The British Empire
The astonishing story of how a small island in the North Atlantic created the biggest, most prosperous empire ever known, an empire which at its height covered a quarter of the earth’s surface.
The sun never set upon the British Empire, its critics liked to say, because God didn’t trust the British in the dark. The joke was a backhanded tribute to the astonishing achievement of the inhabitants of small island kingdom off the European mainland. Beginning in the 17th century with a few colonial settlements and trading posts clinging like barnacles to alien shores, and expanding dramatically thereafter by occupation and conquest, they created the greatest empire that the world had ever seen. In its Victorian heyday, when Britannia ruled the waves, it consisted of 58 countries with a population of 400 million.
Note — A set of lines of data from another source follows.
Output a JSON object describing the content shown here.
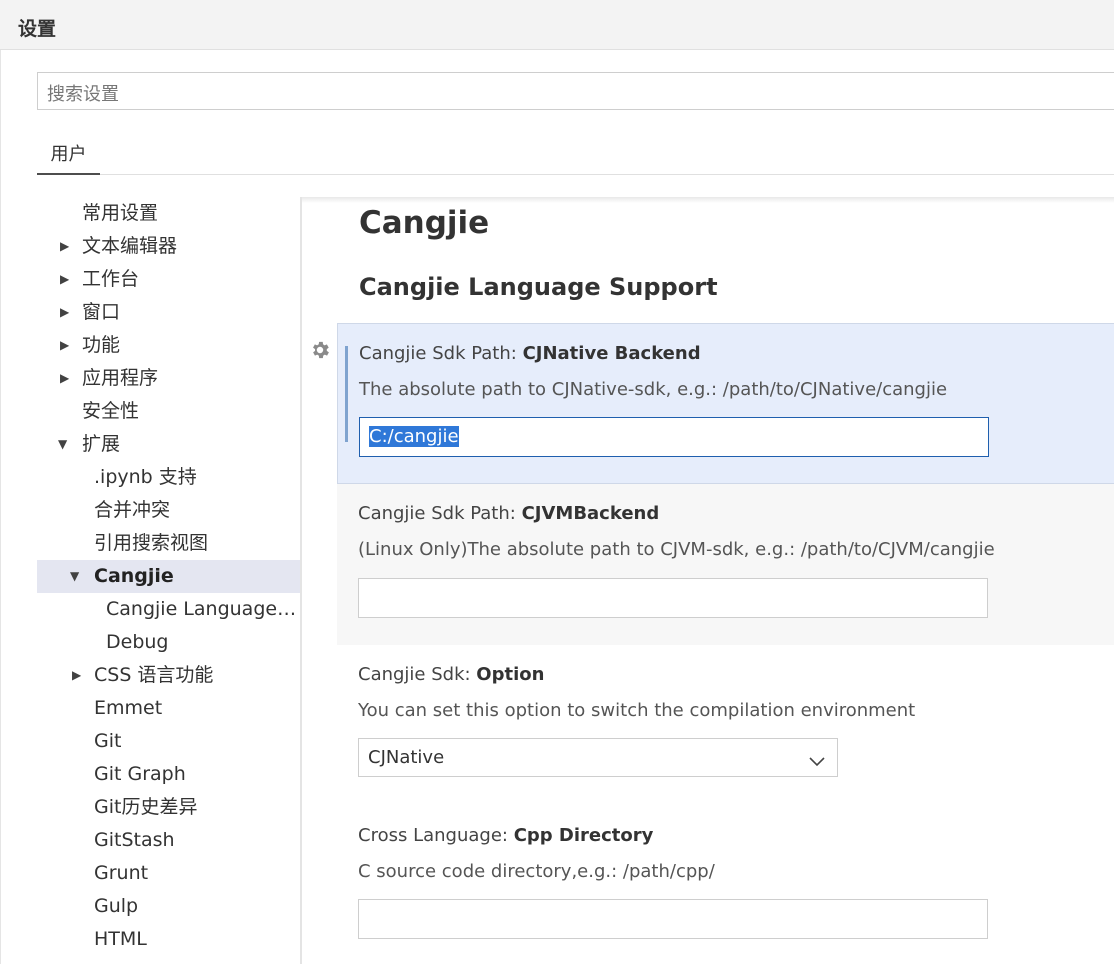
{
  "window": {
    "title": "设置"
  },
  "search": {
    "placeholder": "搜索设置"
  },
  "scope_tabs": [
    {
      "label": "用户"
    }
  ],
  "tree": {
    "items": [
      {
        "label": "常用设置",
        "twisty": ""
      },
      {
        "label": "文本编辑器",
        "twisty": "▶"
      },
      {
        "label": "工作台",
        "twisty": "▶"
      },
      {
        "label": "窗口",
        "twisty": "▶"
      },
      {
        "label": "功能",
        "twisty": "▶"
      },
      {
        "label": "应用程序",
        "twisty": "▶"
      },
      {
        "label": "安全性",
        "twisty": ""
      },
      {
        "label": "扩展",
        "twisty": "▼"
      },
      {
        "label": ".ipynb 支持",
        "twisty": ""
      },
      {
        "label": "合并冲突",
        "twisty": ""
      },
      {
        "label": "引用搜索视图",
        "twisty": ""
      },
      {
        "label": "Cangjie",
        "twisty": "▼"
      },
      {
        "label": "Cangjie Language Support",
        "twisty": ""
      },
      {
        "label": "Debug",
        "twisty": ""
      },
      {
        "label": "CSS 语言功能",
        "twisty": "▶"
      },
      {
        "label": "Emmet",
        "twisty": ""
      },
      {
        "label": "Git",
        "twisty": ""
      },
      {
        "label": "Git Graph",
        "twisty": ""
      },
      {
        "label": "Git历史差异",
        "twisty": ""
      },
      {
        "label": "GitStash",
        "twisty": ""
      },
      {
        "label": "Grunt",
        "twisty": ""
      },
      {
        "label": "Gulp",
        "twisty": ""
      },
      {
        "label": "HTML",
        "twisty": ""
      }
    ]
  },
  "content": {
    "heading": "Cangjie",
    "subheading": "Cangjie Language Support",
    "settings": [
      {
        "category": "Cangjie Sdk Path: ",
        "name": "CJNative Backend",
        "description": "The absolute path to CJNative-sdk, e.g.: /path/to/CJNative/cangjie",
        "value": "C:/cangjie"
      },
      {
        "category": "Cangjie Sdk Path: ",
        "name": "CJVMBackend",
        "description": "(Linux Only)The absolute path to CJVM-sdk, e.g.: /path/to/CJVM/cangjie",
        "value": ""
      },
      {
        "category": "Cangjie Sdk: ",
        "name": "Option",
        "description": "You can set this option to switch the compilation environment",
        "value": "CJNative"
      },
      {
        "category": "Cross Language: ",
        "name": "Cpp Directory",
        "description": "C source code directory,e.g.: /path/cpp/",
        "value": ""
      }
    ]
  },
  "icons": {
    "gear": "gear-icon",
    "dropdown": "chevron-down-icon",
    "collapsed": "chevron-right-icon",
    "expanded": "chevron-down-icon"
  },
  "colors": {
    "selected_row": "#e4e6f1",
    "focused_setting": "#e6edfb",
    "focus_bar": "#7fa3cf",
    "input_focus_border": "#1f5fae",
    "text_selection": "#2f78d8"
  }
}
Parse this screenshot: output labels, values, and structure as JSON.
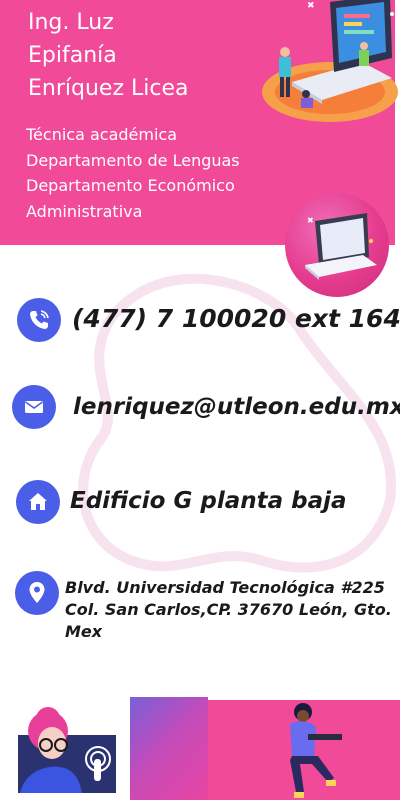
{
  "profile": {
    "name_lines": [
      "Ing. Luz",
      "Epifanía",
      "Enríquez Licea"
    ],
    "role_lines": [
      "Técnica académica",
      "Departamento de Lenguas",
      "Departamento Económico",
      "Administrativa"
    ]
  },
  "contact": {
    "phone": "(477) 7 100020 ext 164",
    "email": "lenriquez@utleon.edu.mx",
    "building": "Edificio G planta baja",
    "address_lines": [
      "Blvd. Universidad Tecnológica #225",
      "Col. San Carlos,CP. 37670 León, Gto.",
      "Mex"
    ]
  },
  "colors": {
    "header_pink": "#f04a98",
    "icon_blue": "#4a5ee8",
    "text_dark": "#1a1a1a"
  },
  "icons": {
    "phone": "phone-icon",
    "email": "envelope-icon",
    "building": "home-icon",
    "address": "location-pin-icon"
  }
}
Covering 14 million square miles, or about a quarter of the earth’s surface, it was seven times larger than the territories of Rome at their greatest extent. By then it was a far-flung but loosely-amalgamated assortment of dominions and dependencies that dwarfed its tiny base. As early as 1810, one writer described it as an “oak planted in a flower-pot”. In a book full of telling anecdotes and colourful characters Piers Brendon tells the story of this extraordinary empire, from its adolescence to its maturity to its demise and, with the benefit of hindsight, assesses its pros and cons.
Author: Piers Brendon
Number Of Pages: 128
Publisher: Connell Publishing
Release Date: 2018-04-26
ABOUT THE AUTHOR
Piers Brendon was born in Cornwall and educated at Magdalene College, Cambridge. He is the author of over a dozen books, including Winston Churchill: A Brief Life, The Dark Valley: A Panorama
of the 1930s and The Decline and Fall of the British Empire. He contributes widely to the national press; gives lectures, popular as well as academic; and does work for television on both sides of the camera, notably on such series as The Churchills and The Windsors, which was nominated for a Royal Television Society Award. Formerly Keeper of the Churchill Archives Centre, he a Fellow of Churchill College, Cam- bridge, and a Fellow of the Royal Society of Literature.